Medical professions have the potential to play a critical role in tobacco control in relation to improving services, advocating policies and serving as role models for social change. Currently, there are approximately 190 universities offering programs in public health, nursing, and clinic medicine in China. Nearly 100000 students graduate annually from these faculties, with a significant number being employed by medical institutes38.

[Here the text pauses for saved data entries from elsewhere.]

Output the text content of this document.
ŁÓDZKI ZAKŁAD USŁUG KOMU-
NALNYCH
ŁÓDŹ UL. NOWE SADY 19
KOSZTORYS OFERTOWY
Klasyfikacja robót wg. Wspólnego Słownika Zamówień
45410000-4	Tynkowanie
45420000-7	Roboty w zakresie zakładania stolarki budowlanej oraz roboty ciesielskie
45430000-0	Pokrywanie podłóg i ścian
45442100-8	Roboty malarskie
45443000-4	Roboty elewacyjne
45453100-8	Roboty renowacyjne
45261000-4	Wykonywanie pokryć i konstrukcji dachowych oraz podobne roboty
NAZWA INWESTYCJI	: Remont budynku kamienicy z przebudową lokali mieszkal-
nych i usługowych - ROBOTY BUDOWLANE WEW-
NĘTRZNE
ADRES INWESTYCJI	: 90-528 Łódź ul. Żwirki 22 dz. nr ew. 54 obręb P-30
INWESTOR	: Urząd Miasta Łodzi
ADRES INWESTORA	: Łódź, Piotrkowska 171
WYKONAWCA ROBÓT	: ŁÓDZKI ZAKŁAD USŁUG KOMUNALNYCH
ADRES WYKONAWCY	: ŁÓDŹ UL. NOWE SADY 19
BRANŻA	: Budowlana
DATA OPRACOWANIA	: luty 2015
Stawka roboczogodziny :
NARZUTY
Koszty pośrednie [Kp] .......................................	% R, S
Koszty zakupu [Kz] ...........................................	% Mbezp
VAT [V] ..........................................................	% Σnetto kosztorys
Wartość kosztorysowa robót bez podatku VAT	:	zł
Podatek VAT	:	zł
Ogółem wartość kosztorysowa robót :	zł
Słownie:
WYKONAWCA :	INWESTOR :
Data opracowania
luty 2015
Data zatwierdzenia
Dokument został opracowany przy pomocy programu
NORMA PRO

The tobacco epidemic is a major public health threat in China. Although the Chinese National People’s Congress ratified the Framework Convention on Tobacco Control (FCTC) in 2005, implementation of the FCTC recommended activities is progressing very slowly. This slow progress is related to the lack of skilled personnel who can act as advocators to promote anti-tobacco activities. This situation may be related to tobacco control training in medical schools. However, it is gratifying to see that this situation is beginning to change. As a result of this survey, ‘building advocacy capacity’ BI (the Bloomberg Global Initiative Project) projects have involved medical students in 98 universities in China. For example, a project focused on tobacco dependence treatment is in its last year. In this project, a general clinic smoking cessation program was development, and implemented in 10 hospitals, and embedded in the medical curriculum in 50 Universities. In these projects focusing on enhancing tobacco control and smoking cessation capacity training, smoke-free campuses are being implemented. These projects have effectively increased the capacity of the medical community in tobacco control advocacy38,39, and contributed to China’s tobacco control.
Limitations
The study has strengths and limitations. It is the first study to estimate and identify factors associated with smoking susceptibility among never-smoking young adults on a national scale. The cross-sectional study design is an important limitation of our study. Therefore, a causal link between study variables and smoking susceptibility cannot be established. However, we employed a large sample, and our findings met several criteria for inferring causality, including the strength of some associations, their consistency, and plausibility of effect. Future studies need to compile longitudinal surveillance data to examine smoking susceptibility and initiation. A second study limitation is bias in our study, as some possible potential confounding factors were not controlled.
CONCLUSIONS
This study provides new information about susceptibility to smoking and its determinants among medical students in China. This may help to partly understand the high smoking prevalence among physicians in China. These findings underscore the importance of conducting tobacco control training and establishing smoke-free campuses for reducing susceptibility to smoking among medical students.